To assemble: Spread one-third of the tomato sauce on the bottom of a 9-by-13-inch baking dish or the equivalent. Cover with half of the cooked chicken, half of the corn, half of the poblanos and one-third of the cream and cheese. Top with half of the tortillas, tearing them into large pieces if needed to make an even layer without much overlap. Repeat, adding one-third of the tomato sauce; the remaining half of the cooked chicken, corn and poblanos; and one-third of the cream and cheese. Top with a layer of the remaining tortillas, the remaining one-third of the sauce and the remaining cream and cheese.
When ready to bake, preheat the oven to 375 degrees. Cover the casserole dish with a lid or with aluminum foil. Bake for 25 minutes, then remove the lid or foil and bake for 15 minutes or until the top is bubbly and the cheese has melted. Serve hot.
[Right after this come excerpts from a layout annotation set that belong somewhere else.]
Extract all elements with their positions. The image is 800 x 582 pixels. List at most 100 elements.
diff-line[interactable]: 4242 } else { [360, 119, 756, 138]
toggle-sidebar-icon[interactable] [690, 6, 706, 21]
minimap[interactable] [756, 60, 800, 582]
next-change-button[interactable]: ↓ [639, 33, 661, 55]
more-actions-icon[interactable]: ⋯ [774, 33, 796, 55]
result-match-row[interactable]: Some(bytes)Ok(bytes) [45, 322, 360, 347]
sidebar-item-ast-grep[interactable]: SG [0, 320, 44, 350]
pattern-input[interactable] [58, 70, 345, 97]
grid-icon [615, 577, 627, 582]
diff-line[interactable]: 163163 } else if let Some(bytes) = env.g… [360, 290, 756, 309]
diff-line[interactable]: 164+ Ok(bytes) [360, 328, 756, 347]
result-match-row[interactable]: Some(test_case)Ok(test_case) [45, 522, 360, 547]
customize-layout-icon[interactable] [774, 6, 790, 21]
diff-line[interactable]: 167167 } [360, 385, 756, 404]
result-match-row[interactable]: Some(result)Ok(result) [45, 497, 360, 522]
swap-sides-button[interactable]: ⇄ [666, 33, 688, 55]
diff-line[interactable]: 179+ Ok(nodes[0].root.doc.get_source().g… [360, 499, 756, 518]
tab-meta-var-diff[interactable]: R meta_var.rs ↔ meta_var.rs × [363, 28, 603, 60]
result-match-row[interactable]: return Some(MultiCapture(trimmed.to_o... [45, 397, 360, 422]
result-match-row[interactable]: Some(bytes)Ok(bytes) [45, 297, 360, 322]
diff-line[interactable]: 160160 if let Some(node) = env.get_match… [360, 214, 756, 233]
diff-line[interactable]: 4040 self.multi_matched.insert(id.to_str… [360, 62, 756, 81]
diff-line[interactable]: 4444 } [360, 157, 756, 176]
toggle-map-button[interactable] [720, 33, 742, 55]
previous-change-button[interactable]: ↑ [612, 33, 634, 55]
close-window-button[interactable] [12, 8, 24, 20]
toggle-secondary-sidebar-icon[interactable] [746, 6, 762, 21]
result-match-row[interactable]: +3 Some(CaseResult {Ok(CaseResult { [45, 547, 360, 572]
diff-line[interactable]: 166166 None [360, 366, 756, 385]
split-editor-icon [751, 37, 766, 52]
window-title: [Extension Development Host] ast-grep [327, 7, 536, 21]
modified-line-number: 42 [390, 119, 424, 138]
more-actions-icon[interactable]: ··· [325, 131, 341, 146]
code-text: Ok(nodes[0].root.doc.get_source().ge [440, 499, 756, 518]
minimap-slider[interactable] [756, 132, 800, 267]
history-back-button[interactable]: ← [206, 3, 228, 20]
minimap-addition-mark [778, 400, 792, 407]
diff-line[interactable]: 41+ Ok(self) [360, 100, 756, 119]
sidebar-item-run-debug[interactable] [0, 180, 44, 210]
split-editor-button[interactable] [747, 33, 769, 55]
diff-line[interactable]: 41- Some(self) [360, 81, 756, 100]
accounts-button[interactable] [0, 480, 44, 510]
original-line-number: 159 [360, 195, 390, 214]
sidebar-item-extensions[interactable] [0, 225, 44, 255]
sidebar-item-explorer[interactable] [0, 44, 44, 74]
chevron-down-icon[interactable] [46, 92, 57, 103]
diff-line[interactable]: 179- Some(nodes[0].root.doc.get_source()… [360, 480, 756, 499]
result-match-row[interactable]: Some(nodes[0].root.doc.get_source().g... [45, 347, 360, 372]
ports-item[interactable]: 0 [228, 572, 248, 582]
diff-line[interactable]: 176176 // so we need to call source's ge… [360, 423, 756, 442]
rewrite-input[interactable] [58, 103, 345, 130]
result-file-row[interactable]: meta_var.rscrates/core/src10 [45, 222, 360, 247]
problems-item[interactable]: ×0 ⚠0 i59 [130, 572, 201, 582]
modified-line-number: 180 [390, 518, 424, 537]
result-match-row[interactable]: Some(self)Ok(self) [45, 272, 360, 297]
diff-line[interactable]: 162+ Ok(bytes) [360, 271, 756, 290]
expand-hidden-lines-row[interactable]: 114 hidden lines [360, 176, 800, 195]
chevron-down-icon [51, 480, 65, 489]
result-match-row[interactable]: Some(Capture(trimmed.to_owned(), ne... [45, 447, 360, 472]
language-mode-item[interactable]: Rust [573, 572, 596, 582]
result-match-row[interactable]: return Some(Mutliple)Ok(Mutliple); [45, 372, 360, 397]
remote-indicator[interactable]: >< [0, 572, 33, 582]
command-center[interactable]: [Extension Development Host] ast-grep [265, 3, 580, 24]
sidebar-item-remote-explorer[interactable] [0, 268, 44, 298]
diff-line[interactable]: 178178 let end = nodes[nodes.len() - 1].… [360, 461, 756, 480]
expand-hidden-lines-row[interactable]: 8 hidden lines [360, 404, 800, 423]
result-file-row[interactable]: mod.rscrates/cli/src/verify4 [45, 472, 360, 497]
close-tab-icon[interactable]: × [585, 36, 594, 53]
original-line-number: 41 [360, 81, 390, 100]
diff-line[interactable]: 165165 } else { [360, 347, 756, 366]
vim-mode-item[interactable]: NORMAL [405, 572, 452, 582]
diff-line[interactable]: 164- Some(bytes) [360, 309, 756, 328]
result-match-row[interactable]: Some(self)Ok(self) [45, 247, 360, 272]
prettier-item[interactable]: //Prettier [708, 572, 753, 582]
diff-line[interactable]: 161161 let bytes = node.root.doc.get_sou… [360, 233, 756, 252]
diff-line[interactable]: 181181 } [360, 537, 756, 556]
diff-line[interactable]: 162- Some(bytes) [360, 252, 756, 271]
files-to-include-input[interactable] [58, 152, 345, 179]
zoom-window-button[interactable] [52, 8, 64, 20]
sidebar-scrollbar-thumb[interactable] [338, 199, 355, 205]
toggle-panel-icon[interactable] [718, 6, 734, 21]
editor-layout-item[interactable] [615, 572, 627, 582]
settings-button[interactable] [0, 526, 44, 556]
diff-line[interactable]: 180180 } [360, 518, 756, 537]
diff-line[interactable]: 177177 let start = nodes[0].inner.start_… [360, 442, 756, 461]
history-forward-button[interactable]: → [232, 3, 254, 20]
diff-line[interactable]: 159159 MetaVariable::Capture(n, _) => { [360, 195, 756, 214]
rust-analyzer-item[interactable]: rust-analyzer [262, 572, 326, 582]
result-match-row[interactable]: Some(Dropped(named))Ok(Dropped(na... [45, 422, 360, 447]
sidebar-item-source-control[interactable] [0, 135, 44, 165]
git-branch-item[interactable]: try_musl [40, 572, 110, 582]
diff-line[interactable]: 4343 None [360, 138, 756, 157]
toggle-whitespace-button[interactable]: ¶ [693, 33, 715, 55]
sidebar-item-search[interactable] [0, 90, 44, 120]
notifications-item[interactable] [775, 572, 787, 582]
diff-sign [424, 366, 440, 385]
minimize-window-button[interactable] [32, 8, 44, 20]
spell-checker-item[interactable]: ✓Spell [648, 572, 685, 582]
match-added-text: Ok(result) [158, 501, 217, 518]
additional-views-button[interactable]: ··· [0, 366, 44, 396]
NOTES: To create rajas, or strips, char or roast the chilies, either by placing them under the broiler or directly on a grill or hot skillet. Roast for 6 to 9 minutes, turning every 3 to 4 minutes, until they are charred and blistered but not burned. Immediately place in a plastic bag; close the bag tightly and cover with a kitchen towel; this will facilitate skinning. One by one, remove each chili from the bag, peel off the skin and lightly rinse the chili with water. Cut out the stem and cut each pepper in half. Remove and discard the seeds, then cut the peppers into strips 1/2-inch wide and an inch long.
Frozen corn will make the dish watery if it is not precooked to remove moisture. First, defrost the corn completely. Heat a large skillet or saute pan over medium-high heat. Add 1 teaspoon of unsalted butter; when it has melted, add the corn and cook for 2 minutes, stirring frequently.